Italy Guide
Sardinia
The Costa Smeralda
Long a magnet for Italy's glitziest celebrities, the five-star development of the Costa Smeralda, built in the 1960s, helped to transform the economy of the entire island. A coastline this beautiful inevitably comes at a price, however: budget accommodation is virtually non-existent, and the high-end hotels that cram this corner of the island are disappointingly soulless. Arzachena or Cannigione are both cheaper bases from which to explore the area.
The Costa Smeralda begins about 12km north of Olbia and is is defined as the ten-kilometre strip between the gulfs of Cugnana and Arzachena. Although strict rules were imposed to prevent overzealous development – you won't see any multistorey hotels, advertising hoardings or fast-food restaurants – the Costa lacks any genuine fishing villages and the luxurious holiday villages have a bland, almost suburban feel. This hasn't stopped the mega-rich from coming in droves – Silvio Berlusconi owns six properties here.

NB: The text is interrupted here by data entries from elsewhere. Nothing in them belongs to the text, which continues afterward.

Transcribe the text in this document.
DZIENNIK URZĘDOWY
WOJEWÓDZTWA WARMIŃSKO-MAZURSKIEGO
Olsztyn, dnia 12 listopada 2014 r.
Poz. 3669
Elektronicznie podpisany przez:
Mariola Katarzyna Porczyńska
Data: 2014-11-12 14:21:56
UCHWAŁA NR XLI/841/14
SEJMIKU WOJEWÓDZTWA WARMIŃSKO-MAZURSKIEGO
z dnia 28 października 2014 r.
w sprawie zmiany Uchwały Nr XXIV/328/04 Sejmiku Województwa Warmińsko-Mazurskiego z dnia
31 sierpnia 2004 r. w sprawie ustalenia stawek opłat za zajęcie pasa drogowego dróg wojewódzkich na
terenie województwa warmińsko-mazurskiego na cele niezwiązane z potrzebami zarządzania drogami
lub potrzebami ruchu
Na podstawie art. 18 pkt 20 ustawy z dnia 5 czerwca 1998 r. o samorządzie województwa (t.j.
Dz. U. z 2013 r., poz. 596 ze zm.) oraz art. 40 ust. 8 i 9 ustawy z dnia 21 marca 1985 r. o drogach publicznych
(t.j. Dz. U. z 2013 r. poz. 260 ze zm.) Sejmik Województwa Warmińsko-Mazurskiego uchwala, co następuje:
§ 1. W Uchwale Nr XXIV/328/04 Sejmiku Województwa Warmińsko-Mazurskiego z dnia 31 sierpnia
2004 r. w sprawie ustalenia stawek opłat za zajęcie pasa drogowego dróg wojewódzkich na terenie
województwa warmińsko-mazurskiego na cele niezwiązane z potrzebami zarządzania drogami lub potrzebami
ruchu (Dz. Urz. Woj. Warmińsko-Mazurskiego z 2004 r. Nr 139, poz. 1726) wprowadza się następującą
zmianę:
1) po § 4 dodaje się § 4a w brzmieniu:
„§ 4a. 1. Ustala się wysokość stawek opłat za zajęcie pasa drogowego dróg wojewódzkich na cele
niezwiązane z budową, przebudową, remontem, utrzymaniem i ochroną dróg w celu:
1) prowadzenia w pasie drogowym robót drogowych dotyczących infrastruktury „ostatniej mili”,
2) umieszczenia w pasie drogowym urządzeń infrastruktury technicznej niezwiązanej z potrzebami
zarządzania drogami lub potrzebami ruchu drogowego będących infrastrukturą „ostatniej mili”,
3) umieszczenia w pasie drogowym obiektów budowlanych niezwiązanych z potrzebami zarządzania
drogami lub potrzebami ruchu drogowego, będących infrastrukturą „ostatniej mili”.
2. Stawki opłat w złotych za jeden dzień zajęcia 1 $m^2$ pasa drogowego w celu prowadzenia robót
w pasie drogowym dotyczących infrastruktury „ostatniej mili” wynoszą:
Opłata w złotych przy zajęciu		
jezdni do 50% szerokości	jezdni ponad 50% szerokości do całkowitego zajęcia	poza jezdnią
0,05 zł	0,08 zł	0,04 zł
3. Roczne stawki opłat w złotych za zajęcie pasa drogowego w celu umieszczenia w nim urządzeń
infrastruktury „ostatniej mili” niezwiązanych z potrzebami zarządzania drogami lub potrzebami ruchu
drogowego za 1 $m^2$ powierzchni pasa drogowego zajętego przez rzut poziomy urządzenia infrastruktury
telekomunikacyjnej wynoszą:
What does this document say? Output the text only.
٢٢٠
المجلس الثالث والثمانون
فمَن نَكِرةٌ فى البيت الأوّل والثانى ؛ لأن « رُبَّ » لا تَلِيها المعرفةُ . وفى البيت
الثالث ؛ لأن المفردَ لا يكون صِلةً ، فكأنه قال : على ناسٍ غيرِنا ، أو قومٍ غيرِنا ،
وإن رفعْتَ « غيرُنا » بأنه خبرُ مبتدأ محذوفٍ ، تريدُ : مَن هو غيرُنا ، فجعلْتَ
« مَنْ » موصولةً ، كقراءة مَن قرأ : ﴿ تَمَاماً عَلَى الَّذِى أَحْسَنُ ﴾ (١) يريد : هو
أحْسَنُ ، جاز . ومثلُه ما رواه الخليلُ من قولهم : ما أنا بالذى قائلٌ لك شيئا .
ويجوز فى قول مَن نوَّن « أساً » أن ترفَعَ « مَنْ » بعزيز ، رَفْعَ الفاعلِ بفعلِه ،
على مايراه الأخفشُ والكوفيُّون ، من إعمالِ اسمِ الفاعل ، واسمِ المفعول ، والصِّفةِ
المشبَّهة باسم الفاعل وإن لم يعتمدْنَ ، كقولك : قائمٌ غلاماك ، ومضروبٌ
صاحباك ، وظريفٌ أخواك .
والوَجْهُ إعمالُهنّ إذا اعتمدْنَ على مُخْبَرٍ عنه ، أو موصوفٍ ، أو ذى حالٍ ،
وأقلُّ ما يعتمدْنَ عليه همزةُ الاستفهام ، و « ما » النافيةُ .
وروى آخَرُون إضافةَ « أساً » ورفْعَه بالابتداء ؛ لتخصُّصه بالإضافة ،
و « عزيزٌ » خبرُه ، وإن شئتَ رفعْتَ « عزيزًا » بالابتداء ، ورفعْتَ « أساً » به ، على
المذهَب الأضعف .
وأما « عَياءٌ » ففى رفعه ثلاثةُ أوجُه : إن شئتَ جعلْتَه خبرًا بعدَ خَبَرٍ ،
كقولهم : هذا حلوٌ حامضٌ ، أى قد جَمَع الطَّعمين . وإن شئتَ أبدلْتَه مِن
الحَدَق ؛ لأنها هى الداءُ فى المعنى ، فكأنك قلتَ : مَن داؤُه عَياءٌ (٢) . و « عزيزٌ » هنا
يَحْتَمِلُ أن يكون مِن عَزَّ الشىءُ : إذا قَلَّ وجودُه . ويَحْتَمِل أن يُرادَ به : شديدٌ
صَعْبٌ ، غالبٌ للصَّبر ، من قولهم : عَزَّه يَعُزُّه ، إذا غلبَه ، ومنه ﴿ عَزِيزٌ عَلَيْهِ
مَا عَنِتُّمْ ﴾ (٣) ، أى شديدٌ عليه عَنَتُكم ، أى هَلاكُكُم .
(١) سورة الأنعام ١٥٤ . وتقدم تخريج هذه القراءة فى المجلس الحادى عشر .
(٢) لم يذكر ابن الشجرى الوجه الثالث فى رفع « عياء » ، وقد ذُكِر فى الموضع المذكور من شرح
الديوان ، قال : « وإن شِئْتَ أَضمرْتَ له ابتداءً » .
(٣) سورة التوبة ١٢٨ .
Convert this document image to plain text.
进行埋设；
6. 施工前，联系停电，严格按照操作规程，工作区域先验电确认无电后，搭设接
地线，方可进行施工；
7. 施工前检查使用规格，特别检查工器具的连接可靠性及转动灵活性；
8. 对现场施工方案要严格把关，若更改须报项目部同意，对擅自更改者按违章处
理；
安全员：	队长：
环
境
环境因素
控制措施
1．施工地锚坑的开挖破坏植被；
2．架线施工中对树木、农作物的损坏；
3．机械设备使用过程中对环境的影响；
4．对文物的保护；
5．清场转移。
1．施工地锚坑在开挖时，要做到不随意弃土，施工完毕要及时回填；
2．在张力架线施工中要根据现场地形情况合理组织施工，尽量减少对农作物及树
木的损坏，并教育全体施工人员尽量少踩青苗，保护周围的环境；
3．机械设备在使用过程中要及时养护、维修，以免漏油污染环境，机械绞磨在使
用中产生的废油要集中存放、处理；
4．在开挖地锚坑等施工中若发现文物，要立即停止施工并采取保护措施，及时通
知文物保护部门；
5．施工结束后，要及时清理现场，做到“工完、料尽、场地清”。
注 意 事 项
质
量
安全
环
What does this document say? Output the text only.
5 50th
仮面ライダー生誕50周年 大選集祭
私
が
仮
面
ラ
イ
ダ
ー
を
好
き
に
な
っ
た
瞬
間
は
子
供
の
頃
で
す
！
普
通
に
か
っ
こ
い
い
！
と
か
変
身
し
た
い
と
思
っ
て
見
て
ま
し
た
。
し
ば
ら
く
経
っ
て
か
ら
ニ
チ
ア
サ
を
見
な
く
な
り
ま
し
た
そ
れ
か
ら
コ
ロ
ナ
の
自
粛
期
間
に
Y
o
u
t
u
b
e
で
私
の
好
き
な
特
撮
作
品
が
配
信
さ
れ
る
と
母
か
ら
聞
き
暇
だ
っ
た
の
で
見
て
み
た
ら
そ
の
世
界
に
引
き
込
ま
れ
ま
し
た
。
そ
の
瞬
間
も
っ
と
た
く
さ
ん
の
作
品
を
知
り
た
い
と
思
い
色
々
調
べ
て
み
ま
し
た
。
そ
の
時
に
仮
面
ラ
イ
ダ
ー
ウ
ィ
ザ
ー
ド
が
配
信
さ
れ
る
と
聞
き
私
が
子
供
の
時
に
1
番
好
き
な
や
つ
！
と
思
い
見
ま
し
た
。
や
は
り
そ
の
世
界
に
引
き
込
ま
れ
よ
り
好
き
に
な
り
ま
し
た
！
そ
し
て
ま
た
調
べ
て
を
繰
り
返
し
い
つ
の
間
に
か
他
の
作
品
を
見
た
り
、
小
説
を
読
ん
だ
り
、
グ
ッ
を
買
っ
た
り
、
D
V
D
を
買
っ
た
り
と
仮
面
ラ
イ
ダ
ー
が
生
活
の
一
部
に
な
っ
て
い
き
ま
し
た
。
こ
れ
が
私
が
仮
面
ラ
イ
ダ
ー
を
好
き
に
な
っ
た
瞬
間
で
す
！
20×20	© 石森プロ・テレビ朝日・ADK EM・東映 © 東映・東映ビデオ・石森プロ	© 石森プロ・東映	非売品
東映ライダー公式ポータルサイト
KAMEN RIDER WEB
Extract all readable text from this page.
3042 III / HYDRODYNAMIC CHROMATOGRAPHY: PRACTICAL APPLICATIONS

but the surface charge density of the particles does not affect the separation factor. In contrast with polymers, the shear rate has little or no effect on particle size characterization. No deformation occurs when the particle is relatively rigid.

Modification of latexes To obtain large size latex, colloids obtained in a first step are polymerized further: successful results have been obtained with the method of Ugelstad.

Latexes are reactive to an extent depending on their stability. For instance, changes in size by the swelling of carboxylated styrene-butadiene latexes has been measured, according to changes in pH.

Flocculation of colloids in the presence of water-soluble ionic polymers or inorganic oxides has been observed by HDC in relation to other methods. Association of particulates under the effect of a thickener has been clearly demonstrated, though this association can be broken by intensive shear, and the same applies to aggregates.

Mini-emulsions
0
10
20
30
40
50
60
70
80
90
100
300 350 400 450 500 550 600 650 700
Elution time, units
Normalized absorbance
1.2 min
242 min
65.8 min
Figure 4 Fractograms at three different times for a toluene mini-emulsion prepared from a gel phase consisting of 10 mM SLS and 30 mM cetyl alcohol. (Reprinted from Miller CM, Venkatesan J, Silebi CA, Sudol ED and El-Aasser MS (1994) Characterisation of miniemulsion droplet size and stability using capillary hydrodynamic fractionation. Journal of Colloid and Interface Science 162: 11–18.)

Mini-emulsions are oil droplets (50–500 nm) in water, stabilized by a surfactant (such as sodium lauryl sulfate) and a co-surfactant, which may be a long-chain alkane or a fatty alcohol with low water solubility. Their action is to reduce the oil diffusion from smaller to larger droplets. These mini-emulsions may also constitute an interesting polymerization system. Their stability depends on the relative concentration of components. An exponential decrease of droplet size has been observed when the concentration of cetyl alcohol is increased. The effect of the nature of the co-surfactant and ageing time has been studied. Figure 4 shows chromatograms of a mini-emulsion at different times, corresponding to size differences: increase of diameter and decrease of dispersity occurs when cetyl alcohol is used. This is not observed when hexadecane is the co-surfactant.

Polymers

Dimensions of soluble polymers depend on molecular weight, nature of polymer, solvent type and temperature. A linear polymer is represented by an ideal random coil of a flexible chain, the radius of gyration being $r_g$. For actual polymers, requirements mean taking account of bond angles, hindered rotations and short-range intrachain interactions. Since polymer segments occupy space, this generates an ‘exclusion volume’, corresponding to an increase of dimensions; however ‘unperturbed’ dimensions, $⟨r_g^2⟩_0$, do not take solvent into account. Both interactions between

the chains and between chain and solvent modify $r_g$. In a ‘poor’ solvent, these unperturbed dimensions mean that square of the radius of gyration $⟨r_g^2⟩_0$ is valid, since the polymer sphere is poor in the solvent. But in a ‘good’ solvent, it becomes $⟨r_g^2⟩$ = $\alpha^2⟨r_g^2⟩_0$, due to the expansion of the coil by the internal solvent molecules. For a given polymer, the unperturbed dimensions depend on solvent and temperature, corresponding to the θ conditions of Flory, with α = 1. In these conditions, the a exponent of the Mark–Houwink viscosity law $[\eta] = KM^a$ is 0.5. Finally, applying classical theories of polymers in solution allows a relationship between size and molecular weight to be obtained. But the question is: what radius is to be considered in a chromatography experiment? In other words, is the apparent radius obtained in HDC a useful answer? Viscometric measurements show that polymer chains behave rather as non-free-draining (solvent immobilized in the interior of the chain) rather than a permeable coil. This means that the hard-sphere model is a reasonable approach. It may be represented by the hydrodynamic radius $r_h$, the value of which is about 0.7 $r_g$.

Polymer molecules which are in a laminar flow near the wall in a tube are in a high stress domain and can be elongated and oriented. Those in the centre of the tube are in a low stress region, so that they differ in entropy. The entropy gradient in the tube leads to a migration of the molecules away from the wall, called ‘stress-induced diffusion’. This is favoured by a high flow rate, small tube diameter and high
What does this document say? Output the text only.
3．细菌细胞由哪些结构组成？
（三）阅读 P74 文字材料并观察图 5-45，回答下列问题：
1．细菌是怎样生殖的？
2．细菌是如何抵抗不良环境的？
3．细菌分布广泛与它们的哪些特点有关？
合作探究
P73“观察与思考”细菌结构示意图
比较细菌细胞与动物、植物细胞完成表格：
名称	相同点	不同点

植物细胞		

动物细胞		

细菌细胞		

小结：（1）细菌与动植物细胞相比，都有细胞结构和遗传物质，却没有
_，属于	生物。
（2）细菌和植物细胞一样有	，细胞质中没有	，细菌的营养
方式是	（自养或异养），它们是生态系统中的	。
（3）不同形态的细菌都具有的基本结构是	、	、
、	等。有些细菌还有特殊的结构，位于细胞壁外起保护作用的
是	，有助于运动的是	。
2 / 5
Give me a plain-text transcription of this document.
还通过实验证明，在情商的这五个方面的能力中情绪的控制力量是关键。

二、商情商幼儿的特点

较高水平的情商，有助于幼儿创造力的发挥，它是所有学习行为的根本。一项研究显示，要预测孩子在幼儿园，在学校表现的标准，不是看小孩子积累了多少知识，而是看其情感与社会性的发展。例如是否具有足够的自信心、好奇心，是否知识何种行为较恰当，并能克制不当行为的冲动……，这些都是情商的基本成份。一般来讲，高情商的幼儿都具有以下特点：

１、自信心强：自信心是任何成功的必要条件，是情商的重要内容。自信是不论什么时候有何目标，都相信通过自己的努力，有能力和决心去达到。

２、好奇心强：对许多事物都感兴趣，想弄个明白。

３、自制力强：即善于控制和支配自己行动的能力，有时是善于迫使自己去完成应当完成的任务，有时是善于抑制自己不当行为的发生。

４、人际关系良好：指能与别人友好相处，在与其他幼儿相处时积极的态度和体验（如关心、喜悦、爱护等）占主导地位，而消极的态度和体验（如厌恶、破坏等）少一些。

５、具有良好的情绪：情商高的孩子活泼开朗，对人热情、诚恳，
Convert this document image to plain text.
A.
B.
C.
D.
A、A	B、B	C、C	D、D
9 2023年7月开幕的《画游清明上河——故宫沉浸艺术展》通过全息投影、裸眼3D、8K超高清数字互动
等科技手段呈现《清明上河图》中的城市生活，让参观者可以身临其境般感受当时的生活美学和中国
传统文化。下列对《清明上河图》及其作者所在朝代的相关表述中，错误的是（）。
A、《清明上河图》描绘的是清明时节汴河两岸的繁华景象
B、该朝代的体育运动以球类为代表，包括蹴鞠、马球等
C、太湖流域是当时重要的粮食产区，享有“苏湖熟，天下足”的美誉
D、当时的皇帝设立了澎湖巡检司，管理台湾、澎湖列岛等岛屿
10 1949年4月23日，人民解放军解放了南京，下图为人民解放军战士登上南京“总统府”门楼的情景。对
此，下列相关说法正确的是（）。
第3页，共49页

You can judge for yourself by taking a look at the "capital" of the Costa Smeralda, PORTO CERVO, connected to Olbia and Arzachena by ARST buses (3–7 daily Mon– Sat). The "local"-style rustic-red architecture here embodies the dream of an idyllic Mediterranean village without any of the irritations of real life. Graffiti- and litter-free, Porto Cervo exults in its exclusivity, with a glittering yachting marina as its centrepiece.
You'll need your own transport to reach the sandy beaches dotted down the coast south of Porto Cervo. None is clearly marked; just follow any dirt track down to the sea – the rougher it is, the more promising. Try Cappriccioli and Liscia Ruia, 6km south of Porto Cervo and near the Costa Smeralda's most exclusive hotel, the Cala di Volpe (
0789.976.111,
www.starwoodhotels.com ; Price: €301 and over) – but free to all.